The complexity of the health care reimbursement process is growing as the industry transitions to value-based payment models from fee-for-service medicine. With every new reimbursement scheme and benefits structure comes a new claims-processing challenge for your health plan. Our flexible and scalable reimbursement solutions enable your health plan to stay ahead of the curve by quickly adapting to new payment models, a more stringent regulatory environment and strengthening health care consumerism.

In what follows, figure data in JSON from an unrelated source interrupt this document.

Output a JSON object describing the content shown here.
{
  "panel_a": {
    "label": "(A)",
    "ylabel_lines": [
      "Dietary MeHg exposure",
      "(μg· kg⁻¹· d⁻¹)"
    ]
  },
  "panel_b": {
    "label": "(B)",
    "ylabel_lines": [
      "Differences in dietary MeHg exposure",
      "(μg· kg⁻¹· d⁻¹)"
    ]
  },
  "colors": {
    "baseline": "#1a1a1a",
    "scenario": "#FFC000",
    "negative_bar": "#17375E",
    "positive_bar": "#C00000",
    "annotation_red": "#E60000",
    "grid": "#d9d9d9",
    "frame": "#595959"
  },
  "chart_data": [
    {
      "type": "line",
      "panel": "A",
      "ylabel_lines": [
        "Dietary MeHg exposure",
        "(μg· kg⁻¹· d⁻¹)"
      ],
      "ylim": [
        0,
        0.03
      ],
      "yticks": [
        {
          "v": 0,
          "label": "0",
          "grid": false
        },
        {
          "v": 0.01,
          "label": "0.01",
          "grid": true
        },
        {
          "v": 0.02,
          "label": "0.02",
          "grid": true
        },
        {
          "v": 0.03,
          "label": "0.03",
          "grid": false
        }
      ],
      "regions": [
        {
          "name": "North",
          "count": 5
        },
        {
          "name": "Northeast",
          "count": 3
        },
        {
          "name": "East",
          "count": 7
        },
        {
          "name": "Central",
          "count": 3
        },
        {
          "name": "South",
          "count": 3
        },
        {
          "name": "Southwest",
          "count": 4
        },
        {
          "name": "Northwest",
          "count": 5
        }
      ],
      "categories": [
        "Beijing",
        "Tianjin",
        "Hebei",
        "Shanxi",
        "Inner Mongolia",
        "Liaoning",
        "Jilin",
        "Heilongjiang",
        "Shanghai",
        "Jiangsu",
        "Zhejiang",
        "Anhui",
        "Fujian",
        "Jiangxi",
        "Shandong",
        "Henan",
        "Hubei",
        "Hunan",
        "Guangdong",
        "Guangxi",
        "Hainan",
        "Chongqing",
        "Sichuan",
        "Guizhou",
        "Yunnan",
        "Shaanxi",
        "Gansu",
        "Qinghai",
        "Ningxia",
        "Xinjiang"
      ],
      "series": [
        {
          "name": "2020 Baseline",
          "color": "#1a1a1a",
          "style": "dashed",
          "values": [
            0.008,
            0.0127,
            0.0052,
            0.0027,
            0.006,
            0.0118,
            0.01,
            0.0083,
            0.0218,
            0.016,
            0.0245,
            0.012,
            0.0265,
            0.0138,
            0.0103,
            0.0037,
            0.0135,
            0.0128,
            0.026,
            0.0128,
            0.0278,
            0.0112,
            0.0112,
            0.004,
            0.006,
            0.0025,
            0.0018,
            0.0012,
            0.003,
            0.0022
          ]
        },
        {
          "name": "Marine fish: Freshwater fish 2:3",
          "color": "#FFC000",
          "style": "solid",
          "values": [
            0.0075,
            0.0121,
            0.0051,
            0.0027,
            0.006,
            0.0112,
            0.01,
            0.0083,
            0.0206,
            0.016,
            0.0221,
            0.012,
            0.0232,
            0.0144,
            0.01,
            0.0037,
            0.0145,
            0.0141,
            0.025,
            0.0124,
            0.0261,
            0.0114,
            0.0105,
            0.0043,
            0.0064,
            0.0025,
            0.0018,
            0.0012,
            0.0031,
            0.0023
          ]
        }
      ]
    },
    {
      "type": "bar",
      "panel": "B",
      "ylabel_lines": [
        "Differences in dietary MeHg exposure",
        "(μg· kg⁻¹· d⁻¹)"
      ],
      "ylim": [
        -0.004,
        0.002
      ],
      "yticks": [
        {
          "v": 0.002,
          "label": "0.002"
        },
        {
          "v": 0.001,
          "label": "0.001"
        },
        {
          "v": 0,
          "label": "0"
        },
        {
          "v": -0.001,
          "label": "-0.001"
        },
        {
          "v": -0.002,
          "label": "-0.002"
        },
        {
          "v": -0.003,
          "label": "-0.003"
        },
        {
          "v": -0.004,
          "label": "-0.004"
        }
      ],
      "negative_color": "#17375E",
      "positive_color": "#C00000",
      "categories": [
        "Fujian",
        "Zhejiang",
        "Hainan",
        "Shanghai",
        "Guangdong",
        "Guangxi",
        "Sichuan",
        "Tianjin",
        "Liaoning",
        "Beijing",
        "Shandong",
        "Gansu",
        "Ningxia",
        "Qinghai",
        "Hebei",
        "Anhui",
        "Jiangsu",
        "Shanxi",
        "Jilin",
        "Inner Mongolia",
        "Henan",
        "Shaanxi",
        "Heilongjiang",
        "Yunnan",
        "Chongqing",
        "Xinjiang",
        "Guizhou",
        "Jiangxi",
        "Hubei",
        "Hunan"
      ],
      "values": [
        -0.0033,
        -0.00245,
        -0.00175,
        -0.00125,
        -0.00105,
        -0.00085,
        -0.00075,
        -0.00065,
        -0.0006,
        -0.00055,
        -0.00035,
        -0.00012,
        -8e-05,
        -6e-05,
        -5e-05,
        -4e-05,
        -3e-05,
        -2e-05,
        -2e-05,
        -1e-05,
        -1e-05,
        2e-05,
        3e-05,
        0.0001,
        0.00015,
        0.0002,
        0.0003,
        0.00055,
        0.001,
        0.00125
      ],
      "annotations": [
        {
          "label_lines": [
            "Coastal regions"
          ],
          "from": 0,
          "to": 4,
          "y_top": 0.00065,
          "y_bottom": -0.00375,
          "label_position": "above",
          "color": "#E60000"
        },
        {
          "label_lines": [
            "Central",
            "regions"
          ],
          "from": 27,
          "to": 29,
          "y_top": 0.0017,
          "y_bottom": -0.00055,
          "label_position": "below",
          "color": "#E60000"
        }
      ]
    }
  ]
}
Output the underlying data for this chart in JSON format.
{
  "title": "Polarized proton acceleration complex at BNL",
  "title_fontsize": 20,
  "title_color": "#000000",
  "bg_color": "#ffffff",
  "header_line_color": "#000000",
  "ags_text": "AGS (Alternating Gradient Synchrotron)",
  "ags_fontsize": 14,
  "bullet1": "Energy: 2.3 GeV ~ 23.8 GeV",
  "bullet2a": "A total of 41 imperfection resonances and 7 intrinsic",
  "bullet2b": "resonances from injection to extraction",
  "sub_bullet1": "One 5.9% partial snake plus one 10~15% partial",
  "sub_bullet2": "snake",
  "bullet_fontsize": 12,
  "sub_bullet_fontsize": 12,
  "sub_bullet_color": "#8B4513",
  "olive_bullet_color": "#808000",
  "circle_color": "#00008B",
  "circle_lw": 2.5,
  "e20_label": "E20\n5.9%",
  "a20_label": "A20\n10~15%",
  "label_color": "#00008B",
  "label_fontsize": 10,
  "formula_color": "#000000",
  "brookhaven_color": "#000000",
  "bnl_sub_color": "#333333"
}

Our data-driven reimbursement technologies offer a full range of pricing, payment and claims-handling capabilities, allowing your health plan to automate, execute and scale complex mixes of value-based and fee-for-service reimbursement models. Built-in functionalities that adjust to your mix include authorization, medical appropriateness and diagnosis management tools that ensure payment approvals are based on clinical protocols and utilization management rules. Our technologies enhance the transparency of pricing, costs and reimbursement by accurately apportioning payment responsibilities by benefits level, enrollee or provider. Our solutions give you the ability to track utilization and payment incentives for narrow networks and alternative payment models. We also have solutions for pharmacy benefit managers, giving them real-time control over pharmacy claims management for the development of more efficient and profitable pharmacy benefit designs.

By simplifying the reimbursement process, we help you support transparency, increase engagement with providers and patients, ensure payment accuracy and drive down administrative costs, while at the same time improving the quality and safety of care for your members.